“Don’t wear white after Labor Day!” chirp the ancient etiquette experts and the aunties glaring over their plates of ambrosia salad at your snowy mid-September outfit. Are we still doing that old fashion rule, or nah?
Survey says: Nah. You’re mostly good. Here’s what you need to know to bury that notion once and for all.
It probably started with the rich and hot. Literally hot.
1. Most fashion capitals are in the northern US where the summer/fall seasonal shift also represents the start of cooler weather. So the move away from white was encouraged.
Fashion magazines and the media upper crust have always informed trends, that’s no secret. So it stands to reason the climate and logistics of living somewhere like New York City would play into some big fashion trends.
“All the magazines and tastemakers were centered in big cities, usually in northern climates that had seasons,” Charlie Scheips, author of “American Fashion,” told TIME in 2012. Therefore, when the blustery, muddy fall came, white clothing became not only impractical but a fashion faux-pas waiting to happen.
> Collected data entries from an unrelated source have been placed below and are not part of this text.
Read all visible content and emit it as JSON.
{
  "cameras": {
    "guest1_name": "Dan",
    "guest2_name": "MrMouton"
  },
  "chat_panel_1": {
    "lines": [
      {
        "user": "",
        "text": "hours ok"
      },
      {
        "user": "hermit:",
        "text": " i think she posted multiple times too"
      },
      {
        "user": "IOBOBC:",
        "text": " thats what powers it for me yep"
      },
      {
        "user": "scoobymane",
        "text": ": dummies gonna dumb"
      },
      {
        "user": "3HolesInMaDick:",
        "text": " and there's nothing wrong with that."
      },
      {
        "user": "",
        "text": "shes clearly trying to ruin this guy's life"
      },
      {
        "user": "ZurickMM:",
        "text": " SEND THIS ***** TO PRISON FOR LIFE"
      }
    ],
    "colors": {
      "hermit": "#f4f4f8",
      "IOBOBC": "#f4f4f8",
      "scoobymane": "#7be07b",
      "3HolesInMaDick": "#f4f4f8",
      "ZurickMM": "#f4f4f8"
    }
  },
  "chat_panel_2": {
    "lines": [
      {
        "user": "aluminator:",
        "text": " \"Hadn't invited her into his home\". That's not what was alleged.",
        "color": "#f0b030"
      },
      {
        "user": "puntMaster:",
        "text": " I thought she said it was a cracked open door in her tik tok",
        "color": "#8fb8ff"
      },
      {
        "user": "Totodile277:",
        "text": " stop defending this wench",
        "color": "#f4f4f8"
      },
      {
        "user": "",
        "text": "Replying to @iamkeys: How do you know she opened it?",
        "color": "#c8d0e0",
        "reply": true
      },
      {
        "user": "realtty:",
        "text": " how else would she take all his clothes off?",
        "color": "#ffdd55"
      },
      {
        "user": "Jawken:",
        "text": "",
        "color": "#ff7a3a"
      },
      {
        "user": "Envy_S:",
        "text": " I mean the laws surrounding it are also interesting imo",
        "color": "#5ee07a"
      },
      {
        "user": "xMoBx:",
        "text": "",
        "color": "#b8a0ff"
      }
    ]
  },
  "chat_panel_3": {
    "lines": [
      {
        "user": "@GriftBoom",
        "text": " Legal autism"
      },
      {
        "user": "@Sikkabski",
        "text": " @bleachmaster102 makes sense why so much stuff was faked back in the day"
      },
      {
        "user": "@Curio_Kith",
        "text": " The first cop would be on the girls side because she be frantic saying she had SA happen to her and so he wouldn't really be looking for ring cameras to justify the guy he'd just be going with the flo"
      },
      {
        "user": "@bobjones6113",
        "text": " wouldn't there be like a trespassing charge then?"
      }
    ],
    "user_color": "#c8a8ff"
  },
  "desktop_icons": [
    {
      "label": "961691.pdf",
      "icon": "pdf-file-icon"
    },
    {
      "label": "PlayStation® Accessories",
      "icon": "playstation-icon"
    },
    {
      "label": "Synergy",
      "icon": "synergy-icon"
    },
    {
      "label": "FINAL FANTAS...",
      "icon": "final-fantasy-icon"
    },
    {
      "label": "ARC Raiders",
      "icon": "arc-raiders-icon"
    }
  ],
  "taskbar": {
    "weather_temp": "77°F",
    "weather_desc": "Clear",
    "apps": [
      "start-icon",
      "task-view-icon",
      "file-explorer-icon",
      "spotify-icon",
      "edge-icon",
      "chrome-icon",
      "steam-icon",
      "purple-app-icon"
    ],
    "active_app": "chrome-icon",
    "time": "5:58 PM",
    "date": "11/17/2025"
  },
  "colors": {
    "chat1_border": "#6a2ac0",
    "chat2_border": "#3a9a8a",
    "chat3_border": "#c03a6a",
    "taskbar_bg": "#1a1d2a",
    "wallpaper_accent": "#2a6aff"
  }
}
2. Enforcing the “no white” rule helped the upper class feel special.
This theory stems from the idea that upper-class ladies in post-Civil War America took great pride in finding new and exciting ways to enforce the exclusivity of their social strata.
It wasn’t enough that you had money, you had to use that money to look and act a certain way, and when Labor Day was made an official holiday in 1894, it made the perfect invisible line over which light, white summer clothing could not cross.
Adding to this theory is the notion that white is the premium choice for resort wear, AKA clothing for rich people on vacation. This idea was carried through the 1950s and beyond, where fashion magazines and nosy aunties reinforced the rule.
Modern etiquette experts are (mostly) down with white
In case “It’s just a classist cultural relic” isn’t enough of a comeback for you, set any white clothing-shamers straight with the words of some well-regarded etiquette experts, starting with the de facto queen of classy fashion, Coco Chanel.
Chanel was well-known for wearing white year-round, which really threw shade on the old Labor Day rule. After all, if it was good enough for Coco Chanel, it was good enough for anyone who sought to emulate her.
More recently, fashion magazines have moved away from the rule and regularly put out suggestions on how to wear fall and winter whites. A 2011 People poll shows nearly 60 percent of respondents would totally wear white after Labor Day, and 30 percent would consider it, depending on the outfit. That means only about 10 percent of people thought white was totally verboten.
Emily Post, perhaps the most trusted name in modern etiquette, suggests that white isn’t the real issue here.
“Of course you can wear white after Labor Day, and it makes perfect sense to do so in climates where September’s temperatures are hardly fall-like,” she wrote on the subject. “It’s more about fabric choice today than color. Even in the dead of winter in northern New England the fashionable wear white wools, cashmeres, jeans, and down-filled parkas. The true interpretation is ‘wear what’s appropriate — for the weather, the season, or the occasion.'”
Etiquette expert Elaine Swann is on board: “It’s perfectly fine to wear white after Labor Day whether you are on the West Coast in California or southeast in Florida or in the northern part of our nation in New York. The shades of white such as bright, bright white or winter white or an eggshell white all (have to do with the) ensemble.”
Now, if anachronistic fashion rules are kinda your thing, you can still eschew white and not be considered a relic. Etiquette consultant Diane Gottsman proposes this compromise:
“I wear white with caution after Labor Day and concentrate on variations of winter white, beige and cream.”